Sunday, January 13, 2008

Lust, Caution indeed

Just saw the new Ang Lee film, about Japanese occupied China during the Second World War.

Lust, Caution is a more than a spy thriller and more than a love story. It's passionate and cruel. It's sensual and brutal. It is shot beautifully in 1940's Hong Kong and Shanghai and the main female protagonist, Tang Wei, is brilliant.

Though it is hard to fault, it is also difficult to like. The characters are victims and victimised. Times of war creates amoral circumstances and all the players are have been twisted from external pressures. Normal life cannot be resumed and people are bent out of shape and become more and more warped. Things of beauty are snatched and used, as if consuming them can somehow balance the brutality of the surroundings.

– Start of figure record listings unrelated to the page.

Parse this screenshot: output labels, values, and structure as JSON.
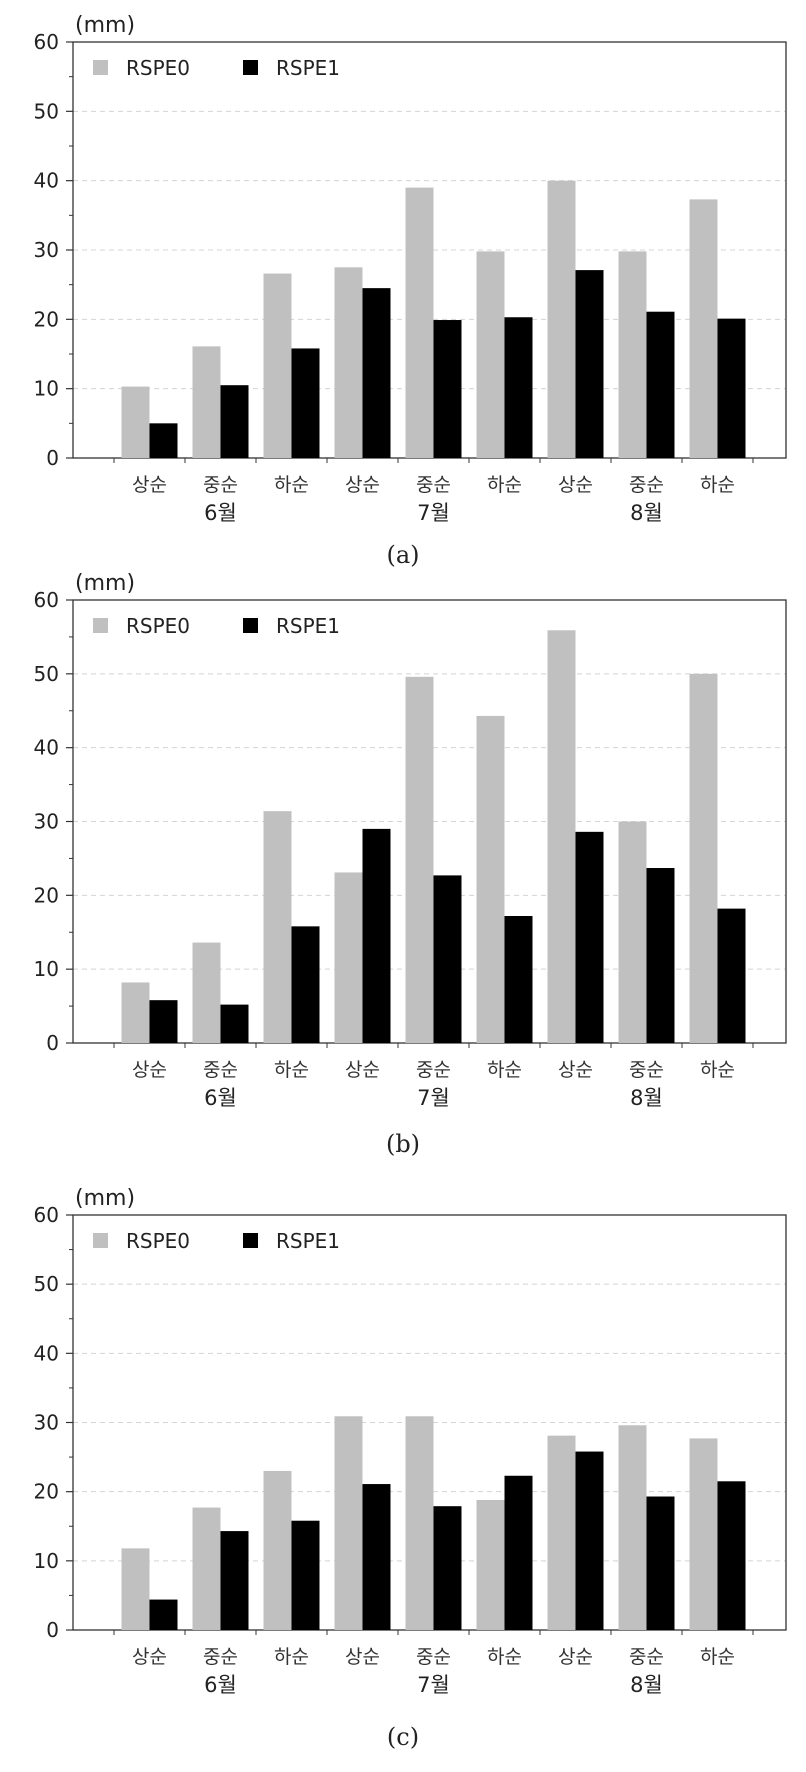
{
  "chart_data": [
    {
      "type": "bar",
      "panel_label": "(a)",
      "unit": "(mm)",
      "categories": [
        "상순",
        "중순",
        "하순",
        "상순",
        "중순",
        "하순",
        "상순",
        "중순",
        "하순"
      ],
      "groups": [
        {
          "label": "6월",
          "start": 0,
          "end": 2
        },
        {
          "label": "7월",
          "start": 3,
          "end": 5
        },
        {
          "label": "8월",
          "start": 6,
          "end": 8
        }
      ],
      "ylim": [
        0,
        60
      ],
      "yticks": [
        0,
        10,
        20,
        30,
        40,
        50,
        60
      ],
      "grid": true,
      "legend_position": "top-left",
      "series": [
        {
          "name": "RSPE0",
          "color": "#c0c0c0",
          "values": [
            10.3,
            16.1,
            26.6,
            27.5,
            39.0,
            29.8,
            40.0,
            29.8,
            37.3
          ]
        },
        {
          "name": "RSPE1",
          "color": "#000000",
          "values": [
            5.0,
            10.5,
            15.8,
            24.5,
            19.9,
            20.3,
            27.1,
            21.1,
            20.1
          ]
        }
      ]
    },
    {
      "type": "bar",
      "panel_label": "(b)",
      "unit": "(mm)",
      "categories": [
        "상순",
        "중순",
        "하순",
        "상순",
        "중순",
        "하순",
        "상순",
        "중순",
        "하순"
      ],
      "groups": [
        {
          "label": "6월",
          "start": 0,
          "end": 2
        },
        {
          "label": "7월",
          "start": 3,
          "end": 5
        },
        {
          "label": "8월",
          "start": 6,
          "end": 8
        }
      ],
      "ylim": [
        0,
        60
      ],
      "yticks": [
        0,
        10,
        20,
        30,
        40,
        50,
        60
      ],
      "grid": true,
      "legend_position": "top-left",
      "series": [
        {
          "name": "RSPE0",
          "color": "#c0c0c0",
          "values": [
            8.2,
            13.6,
            31.4,
            23.1,
            49.6,
            44.3,
            55.9,
            30.0,
            50.0
          ]
        },
        {
          "name": "RSPE1",
          "color": "#000000",
          "values": [
            5.8,
            5.2,
            15.8,
            29.0,
            22.7,
            17.2,
            28.6,
            23.7,
            18.2
          ]
        }
      ]
    },
    {
      "type": "bar",
      "panel_label": "(c)",
      "unit": "(mm)",
      "categories": [
        "상순",
        "중순",
        "하순",
        "상순",
        "중순",
        "하순",
        "상순",
        "중순",
        "하순"
      ],
      "groups": [
        {
          "label": "6월",
          "start": 0,
          "end": 2
        },
        {
          "label": "7월",
          "start": 3,
          "end": 5
        },
        {
          "label": "8월",
          "start": 6,
          "end": 8
        }
      ],
      "ylim": [
        0,
        60
      ],
      "yticks": [
        0,
        10,
        20,
        30,
        40,
        50,
        60
      ],
      "grid": true,
      "legend_position": "top-left",
      "series": [
        {
          "name": "RSPE0",
          "color": "#c0c0c0",
          "values": [
            11.8,
            17.7,
            23.0,
            30.9,
            30.9,
            18.8,
            28.1,
            29.6,
            27.7
          ]
        },
        {
          "name": "RSPE1",
          "color": "#000000",
          "values": [
            4.4,
            14.3,
            15.8,
            21.1,
            17.9,
            22.3,
            25.8,
            19.3,
            21.5
          ]
        }
      ]
    }
  ]
}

Some can remain oblivious, while others are press ganged into roles they would rather not take. Some play mahjong all day and complain about the lack of cigarettes, while bodies rot in the streets. When your day job is torture, it inevitably seeps into other parts of your life. When your day job is seduction, it inevitable seeps into other parts of your body.

It's hard to recommend something that you didn't enjoy, but justifiable if it was interesting or powerful. Lust, Caution lacks the cathartic edge of Crouching Tiger, Hidden Dragon or Brokeback Mountain; but is a film of such same quality.